Bassin hydrographique

En Pays de la Loire, c’est l’agence de l’eau Loire-Bretagne qui est compétente pour la mise en œuvre des politiques nationales et européennes à l’échelle de la région. Les missions de l’agence visent à préserver et restaurer la qualité de l’eau et des milieux aquatiques, la gestion et le partage de la ressource en eau et la réduction des pollutions.

De plus, elle accompagne les programmes qui s’attaquent aux enjeux dits émergents : l’adaptation aux au changement climatique et la reconquête de la biodiversité. Pour ce faire, des Schémas Directeurs d’Aménagement et de Gestion des Eaux (SDAGE) sont déployés à l’échelle des bassins et localement à travers des Schémas d’Aménagement de Gestion des Eaux (SAGE).

En outre, l’agence de l’eau joue une rôle clés dans la collecte des redevances (factures d’eau, taxes pour la prévention des inondations…) et le financement des actions d’intérêt commun au service de l’eau et de l’environnement.

Source : Agence de l’eau Loire-Bretagne

Les SDAGE sont élaborés par les comités de bassin, avec la participation des agences de l’eau. Ces comités sont composés de parlementaires, des collectivités, d’usagers économiques et non-économiques, des représentants de l’État et d’établissements publics. Le comité de bassin joue le rôle de « parlement de l’eau ». Ses avis et décisions sont cruciales et permettent d’orienter de façon signification les actions entreprises à l’échelle du bassin. En outre, la commission territoriale est réunie au niveau national, et organise la concertation avec tous les comités de bassin (6 comités de bassin en métropole), les présidents des commissions locales de l’eau (CLE), et certains Établissements Public Territoriaux de Bassin (EPTB).

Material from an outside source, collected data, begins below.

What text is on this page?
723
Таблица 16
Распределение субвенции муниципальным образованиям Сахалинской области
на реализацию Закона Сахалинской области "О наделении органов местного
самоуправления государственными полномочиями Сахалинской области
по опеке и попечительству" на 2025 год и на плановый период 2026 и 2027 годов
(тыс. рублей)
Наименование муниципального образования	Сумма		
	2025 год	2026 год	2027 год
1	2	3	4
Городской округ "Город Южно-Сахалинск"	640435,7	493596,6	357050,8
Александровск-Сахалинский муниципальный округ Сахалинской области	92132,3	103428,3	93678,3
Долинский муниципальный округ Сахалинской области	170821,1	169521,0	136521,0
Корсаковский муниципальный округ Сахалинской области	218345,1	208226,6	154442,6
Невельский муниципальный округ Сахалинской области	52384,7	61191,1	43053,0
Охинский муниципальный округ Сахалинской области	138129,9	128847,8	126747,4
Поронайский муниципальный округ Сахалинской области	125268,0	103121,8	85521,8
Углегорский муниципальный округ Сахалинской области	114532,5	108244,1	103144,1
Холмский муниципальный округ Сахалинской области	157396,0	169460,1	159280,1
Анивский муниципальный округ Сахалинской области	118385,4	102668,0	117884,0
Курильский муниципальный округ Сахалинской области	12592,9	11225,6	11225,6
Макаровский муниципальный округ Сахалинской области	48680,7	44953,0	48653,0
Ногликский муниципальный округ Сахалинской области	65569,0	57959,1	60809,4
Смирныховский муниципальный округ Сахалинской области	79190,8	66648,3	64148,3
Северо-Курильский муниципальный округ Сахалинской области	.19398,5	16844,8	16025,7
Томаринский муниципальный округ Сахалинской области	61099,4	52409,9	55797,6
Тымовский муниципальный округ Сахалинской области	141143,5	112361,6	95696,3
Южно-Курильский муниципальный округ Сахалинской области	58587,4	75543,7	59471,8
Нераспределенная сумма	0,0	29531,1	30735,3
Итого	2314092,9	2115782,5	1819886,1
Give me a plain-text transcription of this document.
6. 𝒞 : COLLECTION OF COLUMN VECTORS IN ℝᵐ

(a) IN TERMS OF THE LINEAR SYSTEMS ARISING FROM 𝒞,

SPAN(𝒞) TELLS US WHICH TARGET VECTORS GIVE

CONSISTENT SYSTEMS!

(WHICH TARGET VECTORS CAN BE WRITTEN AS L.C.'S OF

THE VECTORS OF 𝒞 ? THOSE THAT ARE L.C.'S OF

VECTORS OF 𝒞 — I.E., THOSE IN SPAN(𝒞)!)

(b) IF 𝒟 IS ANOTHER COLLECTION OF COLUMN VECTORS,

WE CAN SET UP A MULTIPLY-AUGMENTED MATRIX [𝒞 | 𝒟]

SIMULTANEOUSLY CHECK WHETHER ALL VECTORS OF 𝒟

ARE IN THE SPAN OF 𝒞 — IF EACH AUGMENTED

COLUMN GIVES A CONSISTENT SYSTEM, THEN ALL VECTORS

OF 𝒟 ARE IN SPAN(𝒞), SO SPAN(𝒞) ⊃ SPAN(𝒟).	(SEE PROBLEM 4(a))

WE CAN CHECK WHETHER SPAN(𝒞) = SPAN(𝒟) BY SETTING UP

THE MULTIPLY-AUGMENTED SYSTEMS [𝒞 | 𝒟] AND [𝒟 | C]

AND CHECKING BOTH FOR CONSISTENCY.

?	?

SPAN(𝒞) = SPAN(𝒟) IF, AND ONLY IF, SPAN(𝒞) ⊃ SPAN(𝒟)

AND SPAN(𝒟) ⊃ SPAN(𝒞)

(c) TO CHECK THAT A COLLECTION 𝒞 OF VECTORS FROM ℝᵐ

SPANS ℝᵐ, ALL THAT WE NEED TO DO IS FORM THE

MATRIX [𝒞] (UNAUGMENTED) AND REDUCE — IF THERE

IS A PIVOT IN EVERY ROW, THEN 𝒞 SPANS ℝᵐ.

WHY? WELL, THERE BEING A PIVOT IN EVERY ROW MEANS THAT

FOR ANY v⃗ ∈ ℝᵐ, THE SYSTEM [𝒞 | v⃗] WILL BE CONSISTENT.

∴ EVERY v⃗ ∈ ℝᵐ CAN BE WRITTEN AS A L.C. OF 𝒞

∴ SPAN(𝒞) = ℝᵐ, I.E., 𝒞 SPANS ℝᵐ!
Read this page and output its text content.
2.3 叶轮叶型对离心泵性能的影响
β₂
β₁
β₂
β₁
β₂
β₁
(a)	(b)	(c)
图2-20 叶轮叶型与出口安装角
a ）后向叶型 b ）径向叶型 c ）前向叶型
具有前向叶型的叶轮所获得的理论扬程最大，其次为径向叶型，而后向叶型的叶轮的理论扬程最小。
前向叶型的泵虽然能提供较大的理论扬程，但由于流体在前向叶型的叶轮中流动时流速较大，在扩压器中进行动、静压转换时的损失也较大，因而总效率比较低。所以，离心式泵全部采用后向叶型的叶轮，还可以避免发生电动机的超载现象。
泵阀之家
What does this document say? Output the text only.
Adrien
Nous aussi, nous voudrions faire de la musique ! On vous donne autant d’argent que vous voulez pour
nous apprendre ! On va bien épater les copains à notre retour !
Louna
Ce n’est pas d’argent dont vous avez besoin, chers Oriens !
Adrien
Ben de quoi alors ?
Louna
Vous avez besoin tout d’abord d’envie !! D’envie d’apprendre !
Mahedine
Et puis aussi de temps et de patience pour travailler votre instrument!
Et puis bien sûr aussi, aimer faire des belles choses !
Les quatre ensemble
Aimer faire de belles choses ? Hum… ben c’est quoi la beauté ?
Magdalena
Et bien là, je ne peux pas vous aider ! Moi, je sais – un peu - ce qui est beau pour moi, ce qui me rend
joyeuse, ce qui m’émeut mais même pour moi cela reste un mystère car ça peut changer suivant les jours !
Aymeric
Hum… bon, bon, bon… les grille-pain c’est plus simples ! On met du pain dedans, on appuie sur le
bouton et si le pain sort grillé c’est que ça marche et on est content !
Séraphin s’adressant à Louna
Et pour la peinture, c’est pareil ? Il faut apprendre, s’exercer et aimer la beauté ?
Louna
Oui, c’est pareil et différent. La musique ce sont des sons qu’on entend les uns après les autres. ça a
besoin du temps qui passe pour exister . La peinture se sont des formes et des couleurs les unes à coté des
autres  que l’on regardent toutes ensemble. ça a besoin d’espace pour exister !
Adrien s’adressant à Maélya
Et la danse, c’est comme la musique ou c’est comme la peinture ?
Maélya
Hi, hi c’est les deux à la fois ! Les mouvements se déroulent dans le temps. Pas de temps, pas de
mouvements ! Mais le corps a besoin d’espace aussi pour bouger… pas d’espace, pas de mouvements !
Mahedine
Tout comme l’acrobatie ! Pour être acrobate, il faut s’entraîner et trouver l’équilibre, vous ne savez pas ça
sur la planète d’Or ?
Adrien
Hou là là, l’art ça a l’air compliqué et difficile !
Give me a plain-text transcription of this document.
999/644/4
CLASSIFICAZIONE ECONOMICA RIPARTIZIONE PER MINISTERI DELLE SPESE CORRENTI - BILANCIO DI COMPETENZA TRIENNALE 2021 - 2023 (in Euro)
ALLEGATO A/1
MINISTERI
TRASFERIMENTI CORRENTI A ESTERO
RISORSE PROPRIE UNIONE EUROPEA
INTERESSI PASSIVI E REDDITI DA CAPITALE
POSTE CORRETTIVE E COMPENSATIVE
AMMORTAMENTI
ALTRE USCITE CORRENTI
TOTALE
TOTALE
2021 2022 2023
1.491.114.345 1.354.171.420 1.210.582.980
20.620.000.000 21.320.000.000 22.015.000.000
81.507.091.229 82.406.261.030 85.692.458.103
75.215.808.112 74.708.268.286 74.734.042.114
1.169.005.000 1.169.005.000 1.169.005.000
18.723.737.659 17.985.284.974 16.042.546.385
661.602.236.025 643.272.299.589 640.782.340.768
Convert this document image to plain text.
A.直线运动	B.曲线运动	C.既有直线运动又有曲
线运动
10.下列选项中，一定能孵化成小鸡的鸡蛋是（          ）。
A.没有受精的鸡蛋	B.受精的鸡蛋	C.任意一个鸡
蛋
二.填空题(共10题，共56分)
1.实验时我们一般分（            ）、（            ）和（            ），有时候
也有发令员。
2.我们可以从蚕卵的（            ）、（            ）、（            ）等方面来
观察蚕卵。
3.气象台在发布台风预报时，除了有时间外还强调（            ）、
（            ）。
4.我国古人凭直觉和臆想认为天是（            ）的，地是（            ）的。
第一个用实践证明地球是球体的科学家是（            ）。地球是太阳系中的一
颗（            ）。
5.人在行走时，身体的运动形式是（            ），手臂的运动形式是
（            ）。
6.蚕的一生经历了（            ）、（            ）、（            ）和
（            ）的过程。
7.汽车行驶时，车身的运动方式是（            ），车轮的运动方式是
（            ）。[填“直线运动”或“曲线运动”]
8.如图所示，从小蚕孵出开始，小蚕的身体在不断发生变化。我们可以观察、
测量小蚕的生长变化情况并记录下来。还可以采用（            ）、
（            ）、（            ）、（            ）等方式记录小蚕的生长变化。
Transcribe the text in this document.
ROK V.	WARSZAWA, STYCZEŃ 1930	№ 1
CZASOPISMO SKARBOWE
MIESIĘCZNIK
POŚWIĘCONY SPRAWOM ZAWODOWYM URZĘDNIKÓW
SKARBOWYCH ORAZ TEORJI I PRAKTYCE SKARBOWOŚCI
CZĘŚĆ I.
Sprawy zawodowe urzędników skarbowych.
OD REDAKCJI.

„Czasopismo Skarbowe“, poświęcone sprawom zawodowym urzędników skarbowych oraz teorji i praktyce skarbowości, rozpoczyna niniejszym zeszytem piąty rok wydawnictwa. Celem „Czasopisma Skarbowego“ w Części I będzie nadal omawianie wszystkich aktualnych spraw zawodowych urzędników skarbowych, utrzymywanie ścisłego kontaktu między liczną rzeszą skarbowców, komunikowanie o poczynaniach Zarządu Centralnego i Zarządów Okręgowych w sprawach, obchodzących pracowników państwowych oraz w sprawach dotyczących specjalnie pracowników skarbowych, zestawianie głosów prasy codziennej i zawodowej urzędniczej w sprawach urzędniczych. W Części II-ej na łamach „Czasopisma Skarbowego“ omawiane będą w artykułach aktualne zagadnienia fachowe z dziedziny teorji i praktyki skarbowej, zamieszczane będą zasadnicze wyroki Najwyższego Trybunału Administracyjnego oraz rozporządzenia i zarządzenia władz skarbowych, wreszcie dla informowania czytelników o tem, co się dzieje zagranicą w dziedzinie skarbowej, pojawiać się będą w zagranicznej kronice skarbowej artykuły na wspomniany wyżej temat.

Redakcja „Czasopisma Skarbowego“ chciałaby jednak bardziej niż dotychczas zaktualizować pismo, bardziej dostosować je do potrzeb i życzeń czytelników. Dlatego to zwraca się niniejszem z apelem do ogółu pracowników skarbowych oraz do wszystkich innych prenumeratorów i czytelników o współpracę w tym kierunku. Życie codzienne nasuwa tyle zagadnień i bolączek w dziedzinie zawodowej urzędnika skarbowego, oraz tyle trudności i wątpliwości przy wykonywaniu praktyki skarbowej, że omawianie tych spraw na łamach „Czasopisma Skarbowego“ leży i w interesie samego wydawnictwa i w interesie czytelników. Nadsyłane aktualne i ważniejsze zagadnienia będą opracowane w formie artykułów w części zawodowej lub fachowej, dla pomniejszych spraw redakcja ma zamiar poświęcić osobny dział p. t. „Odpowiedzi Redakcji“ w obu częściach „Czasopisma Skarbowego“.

Enfin, les SAGE sont quant à eux élaborés, révisés et mis en œuvre par les CLE qui regroupent 3 collèges : les collectivités territoriales, l’État et les usagers.

Schéma inspiré de eaufrance

Bassins versant et sous-bassins

À titre d’exemple, le bassin Loire-Bretagne occupe 28% du territoire métropolitain (soit 155 000 km²). Pour garantir des actions cohérentes avec les objectifs de la politique de l’eau selon le contexte territorial, les SAGE permettent de décliner de manière spécifique les objectifs définis dans le SDAGE.

Les SAGE sont élaborés, révisés et mis en œuvre par les CLE qui regroupent 3 collèges : les collectivités territoriales, l’État et les usagers. Ces schémas ont une portée juridique significative : une fois approuvés, ils sont opposables aux décisions administratives et à toute personne privée.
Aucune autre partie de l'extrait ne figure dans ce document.